Le séquençage monocellulaire et les analyses FISH d’ARN à molécule unique multiplex sur les organoïdes intestinaux humains infectés par le SRAS-CoV-2 caractérisent le tropisme du SRAS-CoV-2 et identifient les stratégies développées par le virus pour interférer avec la réponse immunitaire innée intrinsèque de l’hôte.
Spécificité des cellules intestinales du SRAS-CoV-2
Suite à la génération et à l’infection des organoïdes humains de l’iléon et du côlon, le groupe a noté que seulement 10% environ des cellules seraient infectées, même lorsque des charges virales plus élevées étaient appliquées.
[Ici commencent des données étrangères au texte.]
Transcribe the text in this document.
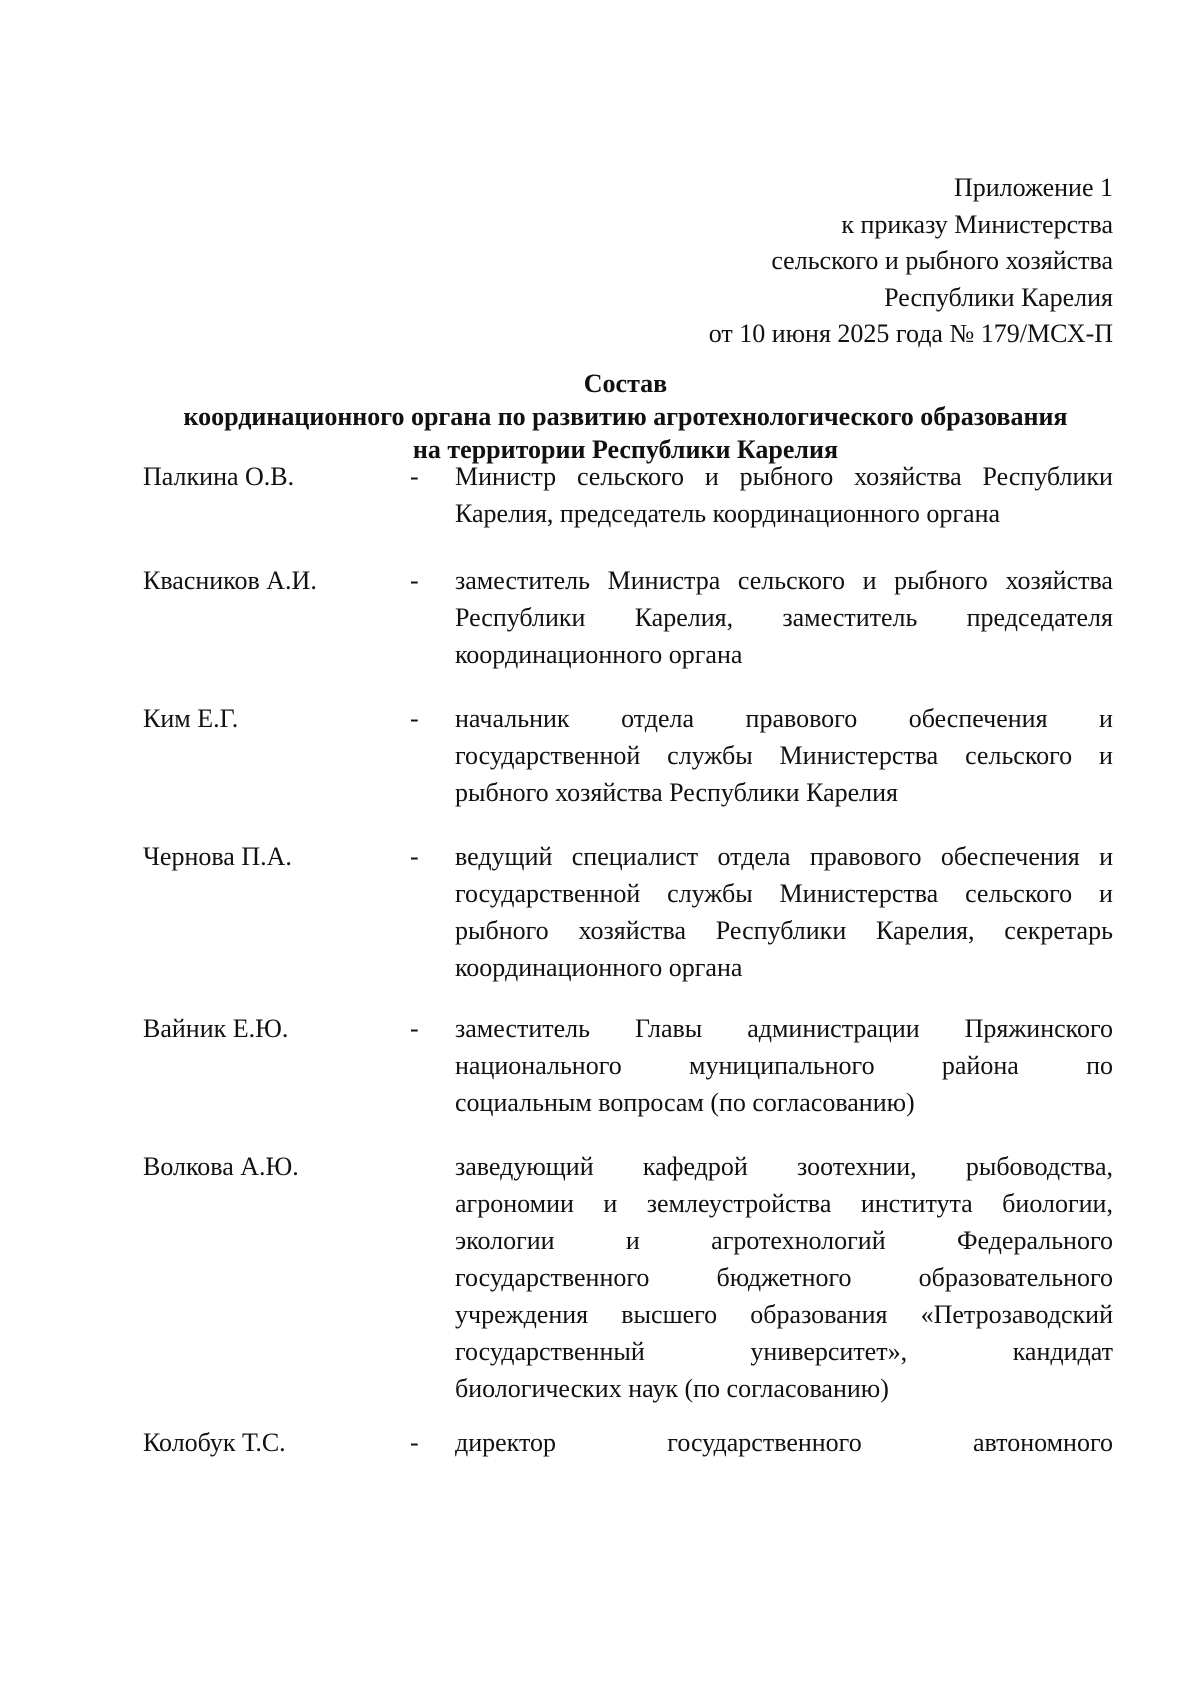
Приложение 1
к приказу Министерства
сельского и рыбного хозяйства
Республики Карелия
от 10 июня 2025 года № 179/МСХ-П
Состав
координационного органа по развитию агротехнологического образования
на территории Республики Карелия
Палкина О.В.	- Министр сельского и рыбного хозяйства Республики
Карелия, председатель координационного органа
Квасников А.И.	- заместитель Министра сельского и рыбного хозяйства
Республики Карелия, заместитель председателя
координационного органа
Ким Е.Г.	- начальник отдела правового обеспечения и
государственной службы Министерства сельского и
рыбного хозяйства Республики Карелия
Чернова П.А.	- ведущий специалист отдела правового обеспечения и
государственной службы Министерства сельского и
рыбного хозяйства Республики Карелия, секретарь
координационного органа
Вайник Е.Ю.	- заместитель Главы администрации Пряжинского
национального	муниципального	района	по
социальным вопросам (по согласованию)
Волкова А.Ю.	заведующий кафедрой зоотехнии, рыбоводства,
агрономии и землеустройства института биологии,
экологии	и	агротехнологий	Федерального
государственного	бюджетного	образовательного
учреждения высшего образования «Петрозаводский
государственный	университет»,	кандидат
биологических наук (по согласованию)
Колобук Т.С.	- директор	государственного	автономного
On a observé que ces populations discrètes étaient infectées à partir de quatre heures après l’application, augmentant régulièrement au cours de l’expérience de 24 heures, et présentaient des interférons régulés à la hausse λ-2 et -3, tandis que les interférons λ-1 et β-1 étaient inchangés. à partir des niveaux de référence. Au départ, on pensait qu’environ 75% des cellules étaient infectées à 24 heures par séquençage d’ARN. Cependant, une coloration par immunofluorescence parallèle a révélé que la plupart de ces cellules n’étaient pas infectées, les particules virales ou l’ARN viral libre étant plutôt liés à la surface cellulaire ou flottant à proximité. La correction de ces niveaux de fond d’ARN lié a permis au groupe de s’assurer que seulement 4,5% et 5,3% des cellules du côlon et de l’iléon étaient réellement infectées, respectivement.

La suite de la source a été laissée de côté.